The metronome is a good tool, to keep track of your musical progress over time. But keep in mind, that if you want to play anything to a metronome, you always should be able at first, to play the excerpt fluently. You can than use the metronome to check up, at which speed you begin to find flaws in your playing.

For example, you can use the metronome to find out how fast you can change between chords. You can do this by strumming a chord when the first klick occurs and than changing to the next chord as soon as the next klick occurs. You than simply write out the fastest tempo, in which you where able to play the chords cleanly, which you are practicing with.

Another thing where you can track your progress are riffs and solos on whom you work. You simply use the metronome as your basic beat (for the quarter notes) and write down the fastest speed, at which you where able to play them cleanly.

The disadvantage of doing this is, that you won't be working on the same solos or riffs for months or years, so you won't have a constant track record over a long period of time, of how much you improved in certain areas. I would recommend instead something different, to have a good comparison of a before and after of your playing over a longer period of time.

Instead of riffs and solos you should use exercises, which take specific techniques into consideration, which enables you to have a comparison of every single technique over a longer period of time.

You could come up with specific rhythm exercises, which are focused on different aspects, such as downstrokes only, alternating between upstrokes and downstrokes, playing with palm muting and alternating between palm muting and open playing. You can track for each one of them the fastest tempo once in a while, on which you where able to play them cleanly.

You can do the same with lead guitar and consider different techniques in isolation:

      1. Scales

Come up with simple (or complicated) scale patterns which can be applied all around the guitar neck and can be used in your everyday guitar playing.

      2. Arpeggios

To track your progress by Sweep Picking, you can come up with different Arpeggio shapes which you can apply into your guitar playing, consisting of major, minor, seventh chords etc. and are played on different amounts of strings (e.g.: 3 string Arpeggios and 5 string Arpeggios).

      3. Legato

Create exercises which are made up by legato techniques (hammer ons and tapping), which could be used and adapted in your guitar playing.

I've emphasized on purpose that you should use exercises, which you can integrate into your guitar playing. This is important, because if you use patterns which you can't apply in your playing - like chromatic scales for example - this exercises will have less value for your musical progress.

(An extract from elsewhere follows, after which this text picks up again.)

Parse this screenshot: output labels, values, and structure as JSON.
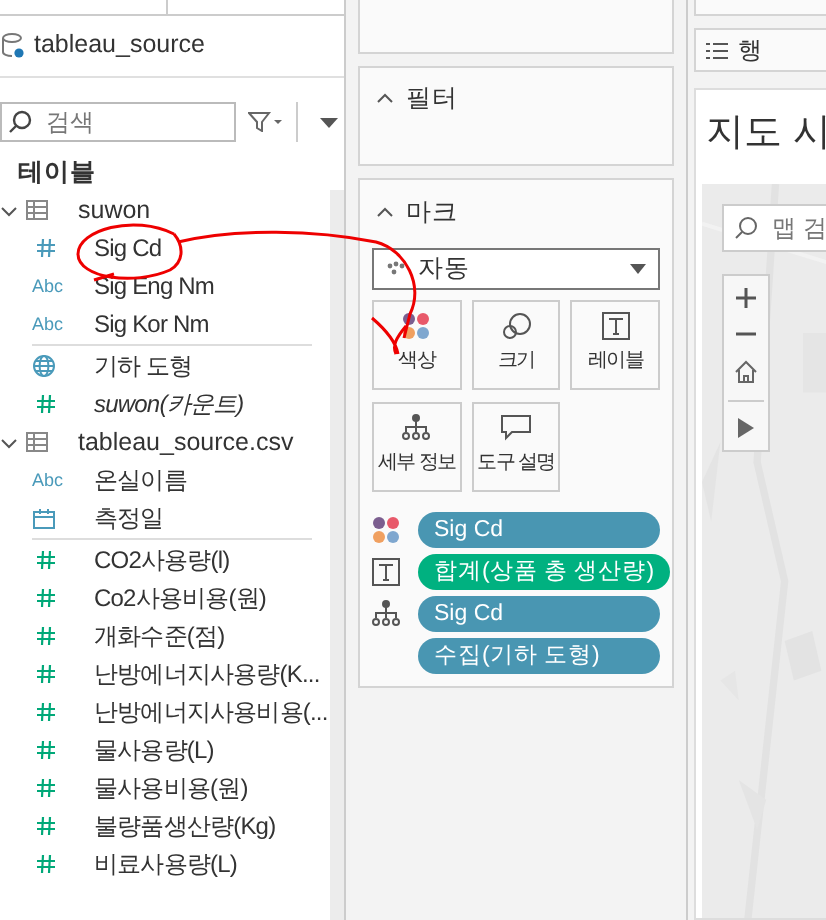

To track your progress, you may use your metronome as the basic beat for quarter notes, to determine up to which speed you can play these exercises cleanly.

You can note down your top speed in the following way: You multiply the speed of the basic beat with the amount of notes you hit per beat (per quarter note).

Let me give you an example to clarify this: If you play sixteenth notes and your basic beat is at 100 bpm (beats per minute), you are playing 400 notes per minute, because you are hitting 4 sixteenth notes per beat (100 x 4 = 400).

Another example: If you play eighth notes triplets and your basic beat is at 100 bpm (beats per minute), you are playing 300 notes per minute, because you are hitting 3 eighth notes triplets per beat (100 x 3 = 300).

I hope you are able to see now, how you can progress your technical abilities over a long period of time. Keep on progressing!